Our own court, in Turner v. Huff, 46 Ark. 225, speaking of the question of notice in regard to carriers by water, said : “A carrier by water may deliver goods on the wharf, but as a general proposition the consignee is entitled to actual notice of their arrival, that be may have an opportunity to move or safely store them. The necessity of notice may, however, be waived by the previous course of dealing between the parties.” The same rule is applicable to railroads. The Supreme Court of New York, in Fenner v. Buffalo etc. R. Co. 44 N. Y. 505, has covered the whole doctrine of notice and reasonable opportunity to remove the goods after arrival at place of destination, as follows: “If the consignee is present upon the arrival of the goods, he must take them without unreasonable delay.
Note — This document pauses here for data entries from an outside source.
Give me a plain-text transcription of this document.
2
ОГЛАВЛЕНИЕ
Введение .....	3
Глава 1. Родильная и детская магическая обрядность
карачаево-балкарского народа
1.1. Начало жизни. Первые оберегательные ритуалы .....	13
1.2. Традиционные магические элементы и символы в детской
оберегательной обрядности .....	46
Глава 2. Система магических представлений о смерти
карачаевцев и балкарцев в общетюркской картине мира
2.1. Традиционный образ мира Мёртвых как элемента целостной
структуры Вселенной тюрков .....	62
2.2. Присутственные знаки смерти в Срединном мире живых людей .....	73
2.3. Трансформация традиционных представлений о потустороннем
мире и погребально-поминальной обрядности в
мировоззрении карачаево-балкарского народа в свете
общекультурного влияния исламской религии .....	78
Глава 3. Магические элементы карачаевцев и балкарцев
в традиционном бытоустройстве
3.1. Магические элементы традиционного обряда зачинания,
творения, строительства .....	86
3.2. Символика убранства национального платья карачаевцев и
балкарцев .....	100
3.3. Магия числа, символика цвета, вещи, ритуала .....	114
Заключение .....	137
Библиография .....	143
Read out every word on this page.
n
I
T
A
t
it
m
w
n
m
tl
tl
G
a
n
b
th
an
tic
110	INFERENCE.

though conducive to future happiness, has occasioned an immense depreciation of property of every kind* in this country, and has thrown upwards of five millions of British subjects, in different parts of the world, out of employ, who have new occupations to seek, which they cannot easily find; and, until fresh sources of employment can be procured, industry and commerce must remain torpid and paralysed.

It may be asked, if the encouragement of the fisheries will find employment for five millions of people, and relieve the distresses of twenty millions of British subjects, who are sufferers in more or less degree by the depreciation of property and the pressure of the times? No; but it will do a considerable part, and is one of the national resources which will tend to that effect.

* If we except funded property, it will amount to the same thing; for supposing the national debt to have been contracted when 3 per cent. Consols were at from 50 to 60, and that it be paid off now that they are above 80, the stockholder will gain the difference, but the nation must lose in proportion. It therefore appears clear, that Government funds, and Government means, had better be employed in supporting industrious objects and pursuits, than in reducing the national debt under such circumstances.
If he is not present, but lives at or in the immediate vicinity of the place of delivery, the carrier must notify him of the arrival of the goods, and then he has a reasonable time to take and remove them. If he is absent, unknown, or cannot be found, then the carrier can place the goods in its freight house, and, after keeping them a reasonable time, if the consignee does not call for them, its liability as a common carrier ceases.”

As to what is reasonable time for removal, where the facts are undisputed, as in this case, is a question of law. Where there is a dispute about the facts, the question must be determined by the jury or court sitting as such. It should be said, however, that the question of reasonable time and opportunity to remove the goods is not in the least affected by any untoward or adventitious surroundings peculiar to any particular consignee. Hutch, on Car. 377.

a my-” 2. Upon the second proposition, the authorities are practically one way. Where there is a total failure to deliver goods, occasioned by the “depredations or the violence of mobs, rioters, strikers, thieves and the like,” the carrier is liable. Nor, says Mr. Hutchinson, “by the word ‘enemies’ in this connection is to be understood the public enemy of the country of the carrier, and not of the owner of the goods,” Hutch, on Car. 204, and authorities there cited.

The charge of the trial court was in harmony with the views we have expressed, and its judgment is therefore affirmed.